Department of P ulmonology, H. 12 de Octubre, Madrid 28041, Spain.
World J Radiol. 2020 Nov 28;12(11):247-260. doi: 10.4329/wjr.v12.i11.247.
Coronavirus disease 2019 (COVID-19) was discovered after unusual cases of severe pneumonia emerged in December 2019 in Wuhan Province (China). Coronavirus is a family of single-stranded RNA viruses. Severe acute respiratory syndrome coronavirus 2 (SARS-CoV-2) is transmitted from person to person. Although asymptomatic individuals can transmit the virus, symptomatic patients are more contagious. The incubation period ranges from 3-7 d and symptoms are mainly respiratory, including pneumonia or pulmonary embolism in severe cases. Elevated serum levels of interleukins (IL)-2, IL-6, IL-7 indicate the presence of cytokine release syndrome, which is associated with disease severity. The disease has three main phases: Viral infection, pulmonary involvement, and hyperinflammation. To date, no treatment has proved to be safe or effective. Chest X-ray and computed tomography (CT) are the primary imaging tests for diagnosis of SARS-CoV-2 pneumonia, follow-up, and detection of complications. The main radiological findings are ground-glass opacification and areas of consolidation. The long-term clinical course is unknown, although some patients may develop pulmonary fibrosis. Positron emission tomography-computed tomography (PET-CT) is useful to assess pulmonary involvement, to define the affected areas, and to assess treatment response. The pathophysiology and clinical course of COVID-19 infection remain poorly understood. However, patterns detected on CT and PET-CT may help to diagnose and guide treatment. In this mini review, we analyze the clinical manifestations and radiological findings of COVID-19 infection.
2019年12月,中国湖北省武汉市出现异常严重肺炎病例后,2019冠状病毒病(COVID-19)被发现。

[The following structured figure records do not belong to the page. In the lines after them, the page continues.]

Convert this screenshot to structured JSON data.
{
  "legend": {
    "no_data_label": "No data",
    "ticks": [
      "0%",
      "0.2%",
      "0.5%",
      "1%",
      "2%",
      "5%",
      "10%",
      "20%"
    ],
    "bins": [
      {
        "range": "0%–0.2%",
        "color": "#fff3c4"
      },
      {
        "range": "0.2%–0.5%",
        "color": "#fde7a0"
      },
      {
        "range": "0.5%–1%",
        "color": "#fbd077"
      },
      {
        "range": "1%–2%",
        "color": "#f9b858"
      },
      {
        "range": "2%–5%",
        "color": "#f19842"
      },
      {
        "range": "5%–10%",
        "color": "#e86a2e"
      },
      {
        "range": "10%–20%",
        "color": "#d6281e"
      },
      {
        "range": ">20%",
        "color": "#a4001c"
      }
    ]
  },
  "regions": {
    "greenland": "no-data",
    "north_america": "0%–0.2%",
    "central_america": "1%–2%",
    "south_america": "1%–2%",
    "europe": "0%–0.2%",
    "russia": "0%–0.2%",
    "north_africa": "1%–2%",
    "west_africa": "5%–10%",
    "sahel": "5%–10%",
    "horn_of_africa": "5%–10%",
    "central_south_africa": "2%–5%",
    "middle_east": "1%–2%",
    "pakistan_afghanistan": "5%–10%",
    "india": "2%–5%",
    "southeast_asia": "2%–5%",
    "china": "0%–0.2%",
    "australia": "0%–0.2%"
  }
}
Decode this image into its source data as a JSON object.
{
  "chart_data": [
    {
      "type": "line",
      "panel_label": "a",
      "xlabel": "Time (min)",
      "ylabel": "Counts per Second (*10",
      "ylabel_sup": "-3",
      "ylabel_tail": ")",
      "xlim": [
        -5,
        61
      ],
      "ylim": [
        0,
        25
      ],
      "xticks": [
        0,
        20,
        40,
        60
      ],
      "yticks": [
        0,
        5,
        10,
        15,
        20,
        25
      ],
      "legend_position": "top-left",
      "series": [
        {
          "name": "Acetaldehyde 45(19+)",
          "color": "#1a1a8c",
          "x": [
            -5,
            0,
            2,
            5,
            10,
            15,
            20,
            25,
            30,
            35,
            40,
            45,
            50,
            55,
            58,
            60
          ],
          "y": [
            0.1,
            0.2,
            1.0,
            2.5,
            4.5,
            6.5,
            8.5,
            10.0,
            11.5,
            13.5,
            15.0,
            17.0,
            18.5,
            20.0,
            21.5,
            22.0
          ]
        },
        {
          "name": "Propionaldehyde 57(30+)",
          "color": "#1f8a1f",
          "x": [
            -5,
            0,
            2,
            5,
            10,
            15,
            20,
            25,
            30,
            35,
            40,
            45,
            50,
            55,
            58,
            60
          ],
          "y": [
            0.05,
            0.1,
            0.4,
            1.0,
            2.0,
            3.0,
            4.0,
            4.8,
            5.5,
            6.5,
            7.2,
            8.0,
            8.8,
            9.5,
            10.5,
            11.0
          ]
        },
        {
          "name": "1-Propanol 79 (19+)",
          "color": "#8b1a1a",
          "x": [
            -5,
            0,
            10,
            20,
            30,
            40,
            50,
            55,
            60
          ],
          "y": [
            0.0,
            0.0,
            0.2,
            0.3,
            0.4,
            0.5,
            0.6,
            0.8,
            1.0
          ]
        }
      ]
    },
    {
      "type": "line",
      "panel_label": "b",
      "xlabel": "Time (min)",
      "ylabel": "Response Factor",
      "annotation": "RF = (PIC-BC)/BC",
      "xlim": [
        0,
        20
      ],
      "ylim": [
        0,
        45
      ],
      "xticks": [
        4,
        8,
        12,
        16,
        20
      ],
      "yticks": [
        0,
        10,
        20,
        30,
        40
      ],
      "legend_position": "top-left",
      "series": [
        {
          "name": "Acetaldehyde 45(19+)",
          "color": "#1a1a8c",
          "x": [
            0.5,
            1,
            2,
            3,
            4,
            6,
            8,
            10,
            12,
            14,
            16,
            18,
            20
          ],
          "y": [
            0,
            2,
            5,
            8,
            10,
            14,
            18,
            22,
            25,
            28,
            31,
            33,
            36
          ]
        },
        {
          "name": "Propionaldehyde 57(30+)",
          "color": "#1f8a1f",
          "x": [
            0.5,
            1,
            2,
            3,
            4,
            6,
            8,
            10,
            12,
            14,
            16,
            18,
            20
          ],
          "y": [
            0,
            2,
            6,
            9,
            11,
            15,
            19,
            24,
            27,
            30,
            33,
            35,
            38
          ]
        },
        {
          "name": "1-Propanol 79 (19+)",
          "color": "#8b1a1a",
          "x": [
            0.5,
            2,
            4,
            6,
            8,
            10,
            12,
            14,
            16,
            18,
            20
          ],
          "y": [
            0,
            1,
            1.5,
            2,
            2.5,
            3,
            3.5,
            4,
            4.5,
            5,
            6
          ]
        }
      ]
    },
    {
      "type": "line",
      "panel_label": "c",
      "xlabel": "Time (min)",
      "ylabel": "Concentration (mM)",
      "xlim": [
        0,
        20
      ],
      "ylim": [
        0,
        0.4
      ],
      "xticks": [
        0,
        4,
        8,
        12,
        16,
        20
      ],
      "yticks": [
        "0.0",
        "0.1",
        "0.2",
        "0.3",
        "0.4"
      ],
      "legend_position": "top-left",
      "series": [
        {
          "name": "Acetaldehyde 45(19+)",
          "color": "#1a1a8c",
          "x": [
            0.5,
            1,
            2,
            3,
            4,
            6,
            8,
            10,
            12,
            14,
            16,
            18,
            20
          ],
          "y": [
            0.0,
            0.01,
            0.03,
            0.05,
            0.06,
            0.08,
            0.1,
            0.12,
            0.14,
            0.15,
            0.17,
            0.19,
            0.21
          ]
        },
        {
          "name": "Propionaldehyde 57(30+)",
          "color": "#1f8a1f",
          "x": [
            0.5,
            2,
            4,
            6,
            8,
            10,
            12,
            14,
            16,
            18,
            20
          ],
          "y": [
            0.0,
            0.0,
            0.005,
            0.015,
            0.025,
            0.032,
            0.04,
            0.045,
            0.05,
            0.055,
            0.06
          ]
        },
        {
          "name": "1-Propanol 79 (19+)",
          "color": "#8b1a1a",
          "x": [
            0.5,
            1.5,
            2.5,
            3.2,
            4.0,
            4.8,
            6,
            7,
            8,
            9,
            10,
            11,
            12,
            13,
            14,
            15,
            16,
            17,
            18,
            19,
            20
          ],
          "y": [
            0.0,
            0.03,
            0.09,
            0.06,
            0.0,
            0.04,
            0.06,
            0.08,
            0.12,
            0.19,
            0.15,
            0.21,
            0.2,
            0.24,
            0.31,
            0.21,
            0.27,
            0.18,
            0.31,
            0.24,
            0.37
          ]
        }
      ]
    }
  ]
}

冠状病毒是一类单链RNA病毒。严重急性呼吸综合征冠状病毒2(SARS-CoV-2)可人际传播。虽然无症状个体也可传播病毒,但有症状的患者传染性更强。潜伏期为3至7天,症状主要为呼吸道症状,严重时包括肺炎或肺栓塞。血清白细胞介素(IL)-2、IL-6、IL-7水平升高表明存在细胞因子释放综合征,这与疾病严重程度相关。该疾病有三个主要阶段:病毒感染、肺部受累和过度炎症。迄今为止,尚无治疗方法被证明是安全有效的。胸部X线和计算机断层扫描(CT)是诊断SARS-CoV-2肺炎、进行随访及检测并发症的主要影像学检查。主要影像学表现为磨玻璃样混浊和实变区域。尽管一些患者可能会发展为肺纤维化,但长期临床病程尚不清楚。正电子发射断层扫描-计算机断层扫描(PET-CT)有助于评估肺部受累情况、确定受累区域及评估治疗反应。COVID-19感染的病理生理学和临床病程仍知之甚少。然而,CT和PET-CT上检测到的模式可能有助于诊断和指导治疗。在本综述中,我们分析了COVID-19感染的临床表现和影像学表现。